Valorar la vida se ha vuelto un ejercicio complicado para el cual hay obligarse a sacar tiempo y meditar -inhala, exhala- porque el diario nos asfixia, nos ahoga y nos arrebata la sensación maravillosa de existir.

Ahora que entramos a la Semana Santa y a pesar del tiempo que dedicamos a al campo, los ríos y las playas, además de vagonetear en la casa, deberíamos dedicar unos instantes a practicar la valoración y la gratitud. No importa que usted se congregue o no, que asista a la iglesia o no, a todos nos sentaría de maravilla detener la marcha del jelengue para reflexionar, agradecer y percatarnos de lo bendecidos que somos.

No seremos ricos ni nadamos sobre billetes de cien, pero no nos falta el candunguito de arroz, el agua -hasta una cervecita- y hasta la “mistura” para acompañarlos. Somos felices compartiendo en la barra de la esquina, en un cafetín cercano, en las calles santurcinas, en las plazas sanjuaneras y en las de cualquiera de los municipios del país.
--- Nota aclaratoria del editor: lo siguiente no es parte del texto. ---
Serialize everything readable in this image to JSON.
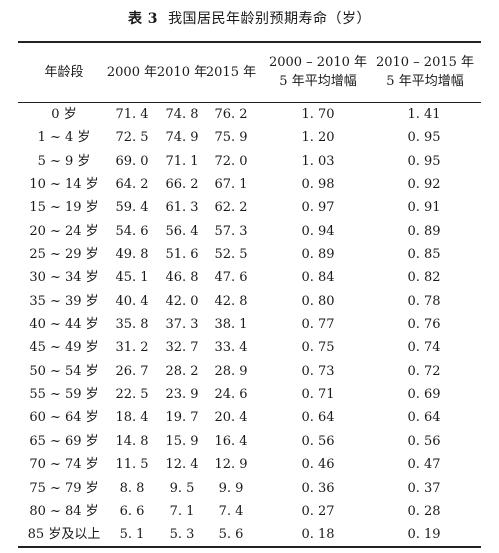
{
  "caption": {
    "number": "表 3",
    "title": "我国居民年龄别预期寿命（岁）"
  },
  "headers": {
    "age": "年龄段",
    "y2000": "2000 年",
    "y2010": "2010 年",
    "y2015": "2015 年",
    "inc1_line1": "2000 – 2010 年",
    "inc1_line2": "5 年平均增幅",
    "inc2_line1": "2010 – 2015 年",
    "inc2_line2": "5 年平均增幅"
  },
  "rows": [
    {
      "age": "0 岁",
      "y2000": "71. 4",
      "y2010": "74. 8",
      "y2015": "76. 2",
      "inc1": "1. 70",
      "inc2": "1. 41"
    },
    {
      "age": "1 ~ 4 岁",
      "y2000": "72. 5",
      "y2010": "74. 9",
      "y2015": "75. 9",
      "inc1": "1. 20",
      "inc2": "0. 95"
    },
    {
      "age": "5 ~ 9 岁",
      "y2000": "69. 0",
      "y2010": "71. 1",
      "y2015": "72. 0",
      "inc1": "1. 03",
      "inc2": "0. 95"
    },
    {
      "age": "10 ~ 14 岁",
      "y2000": "64. 2",
      "y2010": "66. 2",
      "y2015": "67. 1",
      "inc1": "0. 98",
      "inc2": "0. 92"
    },
    {
      "age": "15 ~ 19 岁",
      "y2000": "59. 4",
      "y2010": "61. 3",
      "y2015": "62. 2",
      "inc1": "0. 97",
      "inc2": "0. 91"
    },
    {
      "age": "20 ~ 24 岁",
      "y2000": "54. 6",
      "y2010": "56. 4",
      "y2015": "57. 3",
      "inc1": "0. 94",
      "inc2": "0. 89"
    },
    {
      "age": "25 ~ 29 岁",
      "y2000": "49. 8",
      "y2010": "51. 6",
      "y2015": "52. 5",
      "inc1": "0. 89",
      "inc2": "0. 85"
    },
    {
      "age": "30 ~ 34 岁",
      "y2000": "45. 1",
      "y2010": "46. 8",
      "y2015": "47. 6",
      "inc1": "0. 84",
      "inc2": "0. 82"
    },
    {
      "age": "35 ~ 39 岁",
      "y2000": "40. 4",
      "y2010": "42. 0",
      "y2015": "42. 8",
      "inc1": "0. 80",
      "inc2": "0. 78"
    },
    {
      "age": "40 ~ 44 岁",
      "y2000": "35. 8",
      "y2010": "37. 3",
      "y2015": "38. 1",
      "inc1": "0. 77",
      "inc2": "0. 76"
    },
    {
      "age": "45 ~ 49 岁",
      "y2000": "31. 2",
      "y2010": "32. 7",
      "y2015": "33. 4",
      "inc1": "0. 75",
      "inc2": "0. 74"
    },
    {
      "age": "50 ~ 54 岁",
      "y2000": "26. 7",
      "y2010": "28. 2",
      "y2015": "28. 9",
      "inc1": "0. 73",
      "inc2": "0. 72"
    },
    {
      "age": "55 ~ 59 岁",
      "y2000": "22. 5",
      "y2010": "23. 9",
      "y2015": "24. 6",
      "inc1": "0. 71",
      "inc2": "0. 69"
    },
    {
      "age": "60 ~ 64 岁",
      "y2000": "18. 4",
      "y2010": "19. 7",
      "y2015": "20. 4",
      "inc1": "0. 64",
      "inc2": "0. 64"
    },
    {
      "age": "65 ~ 69 岁",
      "y2000": "14. 8",
      "y2010": "15. 9",
      "y2015": "16. 4",
      "inc1": "0. 56",
      "inc2": "0. 56"
    },
    {
      "age": "70 ~ 74 岁",
      "y2000": "11. 5",
      "y2010": "12. 4",
      "y2015": "12. 9",
      "inc1": "0. 46",
      "inc2": "0. 47"
    },
    {
      "age": "75 ~ 79 岁",
      "y2000": "8. 8",
      "y2010": "9. 5",
      "y2015": "9. 9",
      "inc1": "0. 36",
      "inc2": "0. 37"
    },
    {
      "age": "80 ~ 84 岁",
      "y2000": "6. 6",
      "y2010": "7. 1",
      "y2015": "7. 4",
      "inc1": "0. 27",
      "inc2": "0. 28"
    },
    {
      "age": "85 岁及以上",
      "y2000": "5. 1",
      "y2010": "5. 3",
      "y2015": "5. 6",
      "inc1": "0. 18",
      "inc2": "0. 19"
    }
  ]
}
Con poco tenemos para pasar un rato bien y sacudirnos de lo que nos golpea y abate porque en nuestro interior tenemos la grandiosa capacidad de reír, que nos salva unos instantes de las penurias y dolamas.

Pasemos, pues, revista y aprovechemos los días santos que vienen por ahí para agradecer la EXTRAORDINARIA OPORTUNIDAD DE VIVIR.